On January 28, 2012, the United States, Canada and many other countries celebrated Data Privacy Day. This is a recognition that people, businesses and governments need to be aware of data privacy and how to protect it. Last October, the US government marked the eighth annual National Cyber Security Awareness Month sponsored by the Department of Homeland Security. That event helped educate people on the importance of internet security. The two events go hand in hand.
Data Privacy Day is an annual international celebration designed to promote awareness about privacy and education about best privacy practices. It began in the US and Canada in January 2008, as an extension of the Data Protection Day celebration that started in Europe in 2007. In the US, the House and Senate passed resolutions recognizing January 28 as National Data Privacy Day.
January 28th also commemorates the signing of Convention 108, the first legally binding international treaty dealing with privacy and data protection, which recognizes an individual’s right to protection of personal information as a fundamental freedom.
With the announcement last week of Google’s proposed change in its privacy policies, it’s a good time for individuals and businesses to think about who is collecting information from us and what they are doing with it. Just about everything we are and do is captured and stored somewhere.

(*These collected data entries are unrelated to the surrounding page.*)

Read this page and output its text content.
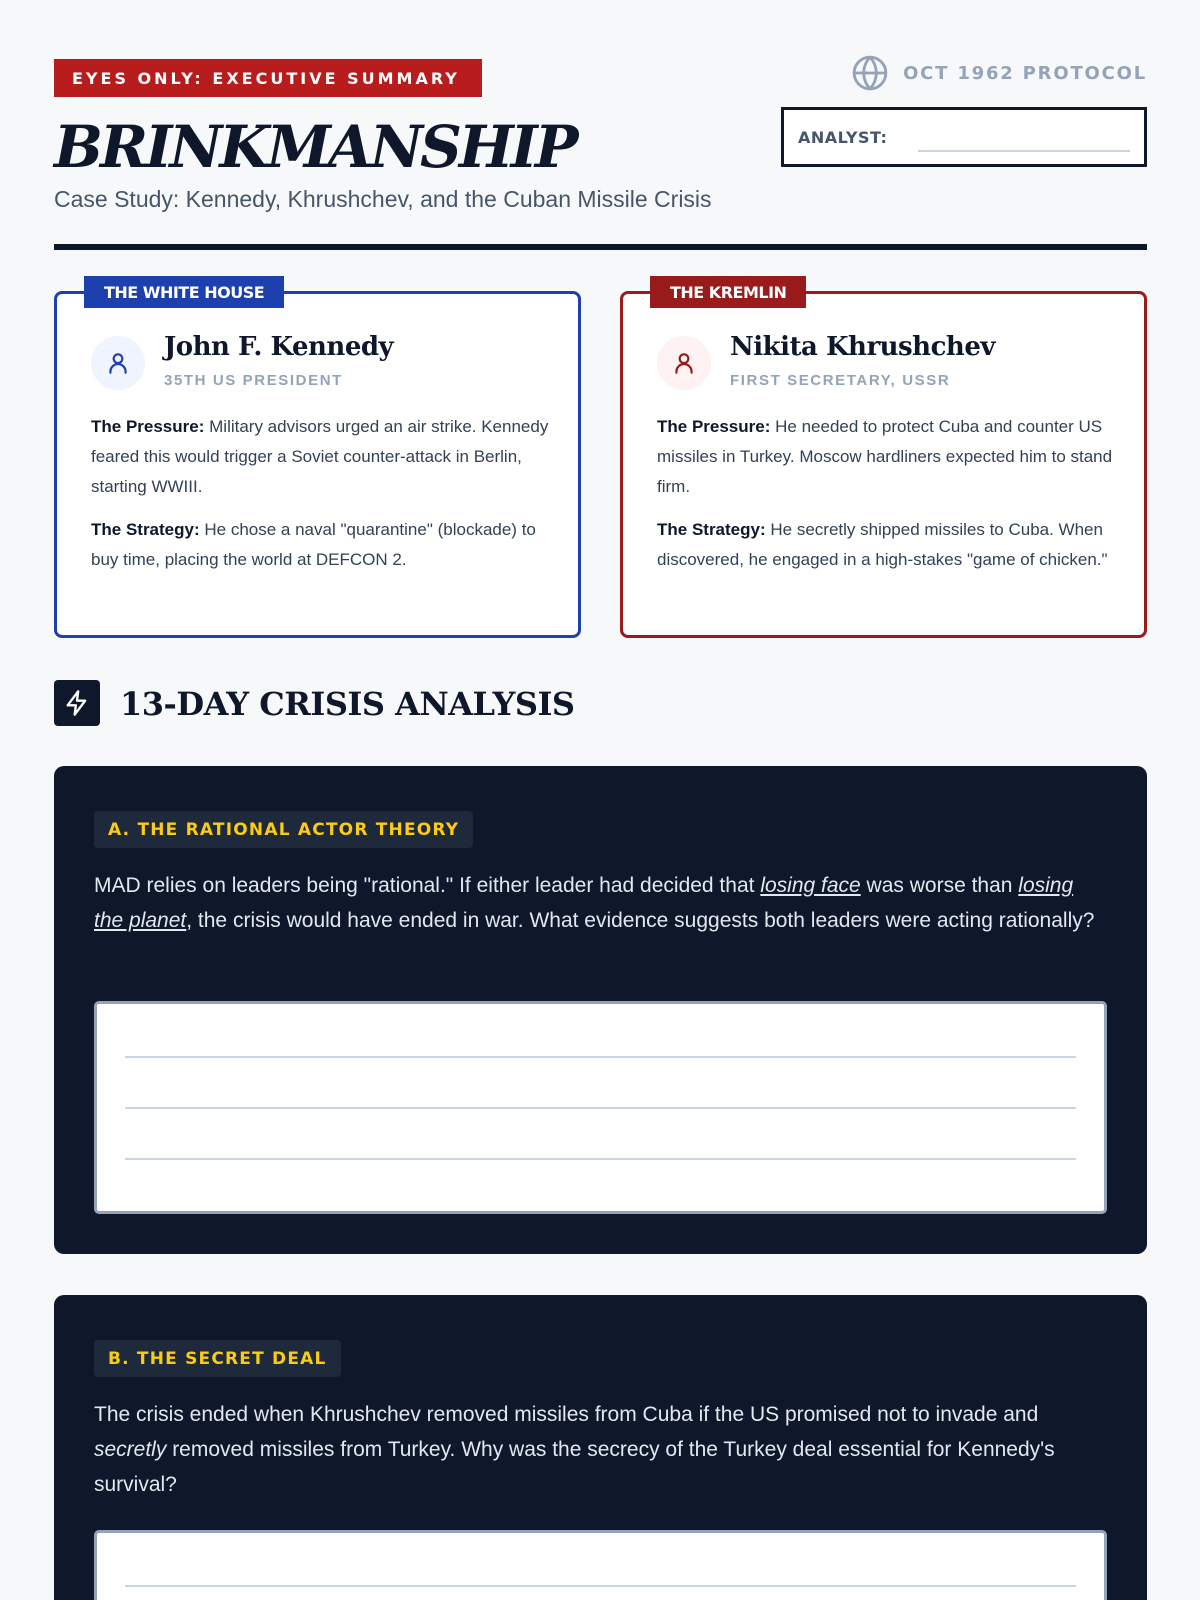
EYES ONLY: EXECUTIVE SUMMARY	OCT 1962 PROTOCOL
BRINKMANSHIP	ANALYST:
Case Study: Kennedy, Khrushchev, and the Cuban Missile Crisis
THE WHITE HOUSE
John F. Kennedy
35TH US PRESIDENT
The Pressure: Military advisors urged an air strike. Kennedy feared this would trigger a Soviet counter-attack in Berlin, starting WWIII.
The Strategy: He chose a naval "quarantine" (blockade) to buy time, placing the world at DEFCON 2.
THE KREMLIN
Nikita Khrushchev
FIRST SECRETARY, USSR
The Pressure: He needed to protect Cuba and counter US missiles in Turkey. Moscow hardliners expected him to stand firm.
The Strategy: He secretly shipped missiles to Cuba. When discovered, he engaged in a high-stakes "game of chicken."
13-DAY CRISIS ANALYSIS
A. THE RATIONAL ACTOR THEORY
MAD relies on leaders being "rational." If either leader had decided that losing face was worse than losing the planet, the crisis would have ended in war. What evidence suggests both leaders were acting rationally?
B. THE SECRET DEAL
The crisis ended when Khrushchev removed missiles from Cuba if the US promised not to invade and secretly removed missiles from Turkey. Why was the secrecy of the Turkey deal essential for Kennedy's survival?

Our identities, locations, actions, purchases, associations, movements, and histories are sitting in databases and servers all over the world. If any of this information is sitting on a public server, Google, Bing and other search engines have crawled, catalogued and stored it so that anyone can access it.
The big questions you should ask are:
- Who is collecting all of this data?
- What are they doing with it?
- Who are they sharing it with?
- How can I protect my information from being misused?
These are not just questions for consumers, but for businesses and governments too. Businesses have to question whether they are complying with laws and regulations requiring consumer privacy protections. They know that customers have to trust them before they will use and pay for products and services. Governments need to enact legislation that protects consumers but doesn’t stifle competition, innovation, progress and growth. Technology is changing constantly and everyone needs to expect that personal information is kept secure and only those who need legitimate access to it, have it.
Here are a few tips on keeping your personal information secure:
- Before you enter your personal information online, decide if what you are getting is worth divulging that data.
- Look at the privacy settings in social networking sites and set them to limit who can access your information.
- Avoid sharing personal information publicly including: your date of birth, home address, phone numbers, social security number, financial information and travel plans.
- Enable a password to access you smart phone and make it a strong one.
- Use location based services with care, making sure you don’t divulge too much about your whereabouts.
- Secure your home Wi-Fi with WPA security and a strong password.
- Think before you text and send email. Remember that a text and an email can be forwarded to anyone.